You can open the conversation with your customer with a simple CTA to start with.
I see your current car deal has come to an end, we’ve some great offers at the minute. Are you open to upgrading your current car for a similar monthly commitment?”
That very short and simple request is designed to elicit a YES response. If James clicks or replies yes – then firstly we know he is a customer waiting to be converted, and secondly we can help him to convert by following up with a worked up finance repayment example and a list of cars that are available to choose from, each car has it’s own CTA to “book a test drive”
Email, especially automated email workflows can be a powerful tool to get your customers to take the actions you want, because you can help make that positive response easy.

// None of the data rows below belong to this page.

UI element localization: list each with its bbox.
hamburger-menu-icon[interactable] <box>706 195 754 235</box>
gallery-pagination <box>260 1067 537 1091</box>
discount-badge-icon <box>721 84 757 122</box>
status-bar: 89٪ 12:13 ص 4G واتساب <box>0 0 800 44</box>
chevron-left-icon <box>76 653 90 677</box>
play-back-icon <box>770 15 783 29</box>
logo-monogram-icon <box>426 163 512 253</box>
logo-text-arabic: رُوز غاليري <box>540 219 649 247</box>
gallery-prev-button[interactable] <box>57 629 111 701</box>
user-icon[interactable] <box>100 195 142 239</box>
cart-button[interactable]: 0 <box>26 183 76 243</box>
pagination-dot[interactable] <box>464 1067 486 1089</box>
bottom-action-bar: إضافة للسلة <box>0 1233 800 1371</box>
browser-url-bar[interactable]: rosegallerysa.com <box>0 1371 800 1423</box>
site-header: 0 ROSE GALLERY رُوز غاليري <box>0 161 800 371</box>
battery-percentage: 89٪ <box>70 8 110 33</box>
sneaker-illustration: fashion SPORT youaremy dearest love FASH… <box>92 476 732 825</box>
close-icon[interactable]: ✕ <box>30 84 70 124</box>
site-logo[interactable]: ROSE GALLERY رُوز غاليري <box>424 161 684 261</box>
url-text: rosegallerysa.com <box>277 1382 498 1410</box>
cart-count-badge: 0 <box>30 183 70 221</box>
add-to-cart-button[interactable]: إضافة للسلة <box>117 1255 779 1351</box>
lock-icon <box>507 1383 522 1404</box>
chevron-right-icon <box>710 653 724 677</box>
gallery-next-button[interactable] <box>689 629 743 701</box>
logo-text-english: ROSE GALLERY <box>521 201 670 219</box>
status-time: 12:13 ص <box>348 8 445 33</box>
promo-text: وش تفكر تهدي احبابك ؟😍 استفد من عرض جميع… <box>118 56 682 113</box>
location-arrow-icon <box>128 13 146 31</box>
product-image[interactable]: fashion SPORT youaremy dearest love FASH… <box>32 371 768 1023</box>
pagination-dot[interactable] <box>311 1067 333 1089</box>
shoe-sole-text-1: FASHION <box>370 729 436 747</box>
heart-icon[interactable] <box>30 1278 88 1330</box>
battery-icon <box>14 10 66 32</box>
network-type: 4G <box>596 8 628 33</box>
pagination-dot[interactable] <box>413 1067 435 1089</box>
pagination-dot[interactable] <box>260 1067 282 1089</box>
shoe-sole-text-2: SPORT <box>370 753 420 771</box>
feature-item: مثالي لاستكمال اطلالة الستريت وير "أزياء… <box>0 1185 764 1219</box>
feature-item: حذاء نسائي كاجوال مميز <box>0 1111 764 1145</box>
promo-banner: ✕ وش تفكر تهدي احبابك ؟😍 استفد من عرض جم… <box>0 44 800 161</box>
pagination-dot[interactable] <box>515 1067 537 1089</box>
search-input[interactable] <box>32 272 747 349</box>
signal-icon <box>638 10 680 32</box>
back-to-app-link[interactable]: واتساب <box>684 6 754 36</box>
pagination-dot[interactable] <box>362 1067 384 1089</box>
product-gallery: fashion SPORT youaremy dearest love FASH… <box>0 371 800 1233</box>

Don't Make Your Reader Think
Making it easy for your reader to take an action means doing much of the work for them. If your CTA is that they should email a specific person, then rather than asking for a reply – provide an email address with a well-crafted mailto: link that profiles much of the information you’d need them to confirm. Take the thinking away from them to make it easy for them to say yes.
In part one of this article, I said you should have your CTA as the first line of your email. That was for the purposes of crafting email content. When it comes to final placement, there really are only three options: the beginning, the middle, or the end.
When you want someone to remember what you’ve said though, you should put it either at the beginning or end, avoid the forgotten middle child.
If your email contains a lot of information, perhaps that’s unavoidable, then take steps to counter the TLDR; (Too Long, Didn’t Read) effect and put your CTA at the top.
Even the most well crafted CTA is useless if no-one reads it. So put thought into how you’re presenting your CTA and how you want your reader to find it. That usually means being smart, deliberate and clear in your CTA positioning, make it stand out, make it obvious.